Руфь была слишком застенчива, чтобы поддерживать разговор какими-то своими замечаниями, хотя мягкий и немного задумчивый тон ее собеседника очень располагал к себе.
– Например, возьмем хотя бы вот это, – сказал он, касаясь высокого стебля растущей у тропинки наперстянки, усеянной зелеными бутонами, несколько из которых в самом низу уже распустились яркими темно-красными цветками. – Осмелюсь предположить, вы не знаете, что заставляет это растение так грациозно кланяться и раскачиваться из стороны в сторону. Полагаю, вы считает, что его качает ветер, не так ли? – Он посмотрел на нее с серьезной улыбкой, которая хоть и не оживила его задумчивый взгляд, но все же придала лицу неизъяснимое обаяние.
– Действительно, я всегда думала, что во всем виноват ветер. А разве это не так? – искренне удивилась Руфь.
– О, валлийцы расскажут вам, что это священный цветок фей, что он, в отличие от нас, имеет дар видеть их, а также всех бесплотных духов, и что он просто почтительно кланяется им, когда они проходят мимо. На валлийском языке его название – maneg ellyllyn – «перчатка хороших людей». Подозреваю, что наше название «лисья перчатка» появилось по созвучию с названием «человеческая перчатка»[10].
– Какое милое поверье, – сказала Руфь. Она слушала его с большим интересом и хотела бы, чтобы он продолжал, не ожидая от нее ответов. Но они уже подошли к деревянному мостику. Провожатый перевел ее на другую сторону и, учтиво поклонившись на прощание, ушел своей дорогой, так что Руфь даже не успела поблагодарить его за такое участие.

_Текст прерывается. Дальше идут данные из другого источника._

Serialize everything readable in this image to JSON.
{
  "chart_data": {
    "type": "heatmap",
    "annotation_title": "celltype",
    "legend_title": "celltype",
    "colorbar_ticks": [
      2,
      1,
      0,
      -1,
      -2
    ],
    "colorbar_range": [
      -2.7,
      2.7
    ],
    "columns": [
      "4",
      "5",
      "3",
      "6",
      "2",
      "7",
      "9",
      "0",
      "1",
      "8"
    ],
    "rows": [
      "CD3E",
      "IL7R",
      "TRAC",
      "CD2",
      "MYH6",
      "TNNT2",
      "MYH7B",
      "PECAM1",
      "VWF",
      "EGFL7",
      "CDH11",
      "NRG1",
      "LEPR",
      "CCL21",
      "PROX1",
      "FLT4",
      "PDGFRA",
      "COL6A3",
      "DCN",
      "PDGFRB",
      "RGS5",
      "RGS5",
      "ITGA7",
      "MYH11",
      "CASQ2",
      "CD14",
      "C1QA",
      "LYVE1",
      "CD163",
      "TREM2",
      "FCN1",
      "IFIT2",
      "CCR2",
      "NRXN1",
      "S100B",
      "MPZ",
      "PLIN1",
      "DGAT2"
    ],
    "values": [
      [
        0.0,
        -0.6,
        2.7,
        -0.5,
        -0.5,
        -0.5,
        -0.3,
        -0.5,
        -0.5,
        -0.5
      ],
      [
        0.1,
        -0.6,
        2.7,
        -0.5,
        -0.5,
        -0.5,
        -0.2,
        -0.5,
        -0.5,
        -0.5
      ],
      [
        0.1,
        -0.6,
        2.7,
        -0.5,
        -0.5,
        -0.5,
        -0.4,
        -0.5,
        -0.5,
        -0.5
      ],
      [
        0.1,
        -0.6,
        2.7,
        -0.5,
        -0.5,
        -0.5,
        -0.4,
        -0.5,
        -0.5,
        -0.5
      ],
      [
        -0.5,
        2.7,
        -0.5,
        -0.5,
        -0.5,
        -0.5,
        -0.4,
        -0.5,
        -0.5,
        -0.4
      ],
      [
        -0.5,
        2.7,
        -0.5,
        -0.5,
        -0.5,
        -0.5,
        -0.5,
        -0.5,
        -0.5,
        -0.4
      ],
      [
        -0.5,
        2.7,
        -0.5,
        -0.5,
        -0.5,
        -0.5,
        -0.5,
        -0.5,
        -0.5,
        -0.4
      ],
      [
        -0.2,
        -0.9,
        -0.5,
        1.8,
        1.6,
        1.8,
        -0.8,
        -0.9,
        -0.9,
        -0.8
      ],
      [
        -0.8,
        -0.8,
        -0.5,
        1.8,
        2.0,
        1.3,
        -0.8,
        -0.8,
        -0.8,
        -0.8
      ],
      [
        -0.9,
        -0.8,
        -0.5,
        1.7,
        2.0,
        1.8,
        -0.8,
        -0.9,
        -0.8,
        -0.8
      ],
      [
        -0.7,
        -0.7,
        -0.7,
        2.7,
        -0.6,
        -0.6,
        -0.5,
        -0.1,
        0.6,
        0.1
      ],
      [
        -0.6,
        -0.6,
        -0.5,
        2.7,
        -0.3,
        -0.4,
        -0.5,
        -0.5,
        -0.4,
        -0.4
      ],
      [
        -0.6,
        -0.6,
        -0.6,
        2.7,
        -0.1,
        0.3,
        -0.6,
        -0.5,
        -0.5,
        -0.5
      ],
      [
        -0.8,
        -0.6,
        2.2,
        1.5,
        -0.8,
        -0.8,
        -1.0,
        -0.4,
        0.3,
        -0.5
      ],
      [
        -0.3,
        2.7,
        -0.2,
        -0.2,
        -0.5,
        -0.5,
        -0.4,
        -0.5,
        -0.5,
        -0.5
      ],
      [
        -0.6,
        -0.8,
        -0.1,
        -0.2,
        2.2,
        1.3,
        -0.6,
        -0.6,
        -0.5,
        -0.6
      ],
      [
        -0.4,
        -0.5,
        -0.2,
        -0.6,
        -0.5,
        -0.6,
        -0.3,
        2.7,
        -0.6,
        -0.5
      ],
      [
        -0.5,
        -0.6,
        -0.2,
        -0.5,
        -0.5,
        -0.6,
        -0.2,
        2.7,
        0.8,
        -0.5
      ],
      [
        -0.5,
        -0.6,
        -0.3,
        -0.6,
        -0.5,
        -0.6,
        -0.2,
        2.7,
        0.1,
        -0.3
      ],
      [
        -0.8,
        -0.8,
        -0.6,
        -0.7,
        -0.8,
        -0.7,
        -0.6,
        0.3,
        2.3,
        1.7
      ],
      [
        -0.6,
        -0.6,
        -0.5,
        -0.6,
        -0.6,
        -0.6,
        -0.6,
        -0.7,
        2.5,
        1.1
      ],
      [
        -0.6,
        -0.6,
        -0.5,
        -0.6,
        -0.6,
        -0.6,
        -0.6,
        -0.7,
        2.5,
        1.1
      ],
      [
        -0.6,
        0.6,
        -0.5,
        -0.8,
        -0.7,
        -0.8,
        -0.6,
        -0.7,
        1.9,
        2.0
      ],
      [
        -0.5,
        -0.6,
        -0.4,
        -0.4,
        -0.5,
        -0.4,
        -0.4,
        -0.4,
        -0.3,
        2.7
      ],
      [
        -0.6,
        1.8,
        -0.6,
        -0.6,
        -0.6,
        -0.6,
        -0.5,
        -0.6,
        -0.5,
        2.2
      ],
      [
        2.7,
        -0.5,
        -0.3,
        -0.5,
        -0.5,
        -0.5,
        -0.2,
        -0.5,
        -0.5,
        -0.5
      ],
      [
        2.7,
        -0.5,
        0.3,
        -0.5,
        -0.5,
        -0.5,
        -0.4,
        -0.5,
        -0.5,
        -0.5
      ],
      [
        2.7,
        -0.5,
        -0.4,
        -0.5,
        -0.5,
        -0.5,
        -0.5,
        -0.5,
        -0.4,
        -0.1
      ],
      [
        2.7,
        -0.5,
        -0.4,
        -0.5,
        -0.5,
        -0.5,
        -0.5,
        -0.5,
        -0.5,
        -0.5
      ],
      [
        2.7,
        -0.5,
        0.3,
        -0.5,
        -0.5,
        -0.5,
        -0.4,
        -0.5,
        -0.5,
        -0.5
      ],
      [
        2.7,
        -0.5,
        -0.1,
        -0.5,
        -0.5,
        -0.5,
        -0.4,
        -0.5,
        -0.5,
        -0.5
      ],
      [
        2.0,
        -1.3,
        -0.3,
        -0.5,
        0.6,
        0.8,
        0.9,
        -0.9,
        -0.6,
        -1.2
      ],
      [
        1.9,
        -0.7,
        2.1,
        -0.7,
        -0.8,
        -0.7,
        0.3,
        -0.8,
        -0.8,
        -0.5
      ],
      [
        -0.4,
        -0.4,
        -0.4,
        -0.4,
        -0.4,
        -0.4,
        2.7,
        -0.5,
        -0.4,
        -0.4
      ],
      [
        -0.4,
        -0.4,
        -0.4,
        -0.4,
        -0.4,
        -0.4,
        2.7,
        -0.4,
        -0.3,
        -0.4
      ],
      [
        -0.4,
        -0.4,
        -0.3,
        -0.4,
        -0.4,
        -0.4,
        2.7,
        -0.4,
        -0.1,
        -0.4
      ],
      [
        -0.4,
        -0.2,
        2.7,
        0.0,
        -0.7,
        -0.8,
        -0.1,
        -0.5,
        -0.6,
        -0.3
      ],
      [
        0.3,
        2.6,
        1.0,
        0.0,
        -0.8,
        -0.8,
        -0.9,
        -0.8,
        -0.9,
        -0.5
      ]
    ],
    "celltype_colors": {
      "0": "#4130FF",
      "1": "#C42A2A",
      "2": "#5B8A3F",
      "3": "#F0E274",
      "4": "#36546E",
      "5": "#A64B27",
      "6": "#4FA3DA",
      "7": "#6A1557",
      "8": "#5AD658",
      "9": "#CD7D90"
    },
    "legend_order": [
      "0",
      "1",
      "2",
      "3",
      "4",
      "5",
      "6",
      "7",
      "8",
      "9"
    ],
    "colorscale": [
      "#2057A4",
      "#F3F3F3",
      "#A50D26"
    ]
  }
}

Тем не менее это было приключение, о котором стоило рассказать мистеру Беллингему. Рассказ Руфи действительно развлек его и занял до самого обеда. А пообедав, мистер Беллингем решил пройтись с сигарой в зубах.
– Руфь, – сказал он, возвратившись в номер, – я видел твоего маленького горбуна. По-моему, он похож на Рике с хохолком из одноименной сказки Перро. Только никакой он не джентльмен. Не будь у него горба, я бы по твоему описанию не узнал его. Ты назвала его джентльменом.
– А вы так не считаете? – удивилась Руфь.
– О нет, конечно нет. Вид у него потрепанный, одежда поношенная, а живет он, как поведал мне местный конюх, на втором этаже в доме, где внизу располагается эта ужасная лавка, которая торгует свечками и сыром и от которой смердит на двадцать шагов. Ни один настоящий джентльмен такого бы не вынес. Он, должно быть, или путешественник, или художник, или кто-то еще из этой же публики.
– А вы видели его лицо? – спросила Руфь.
– Нет, но его спина, да и сам он весь… Этого вполне достаточно, чтобы можно было судить о его положении в обществе.
– Зато лицо у него необыкновенное и такое красивое! – мягко возразила Руфь, но мистер Беллингем уже потерял всякий интерес к этой теме, и на этом разговор закончился.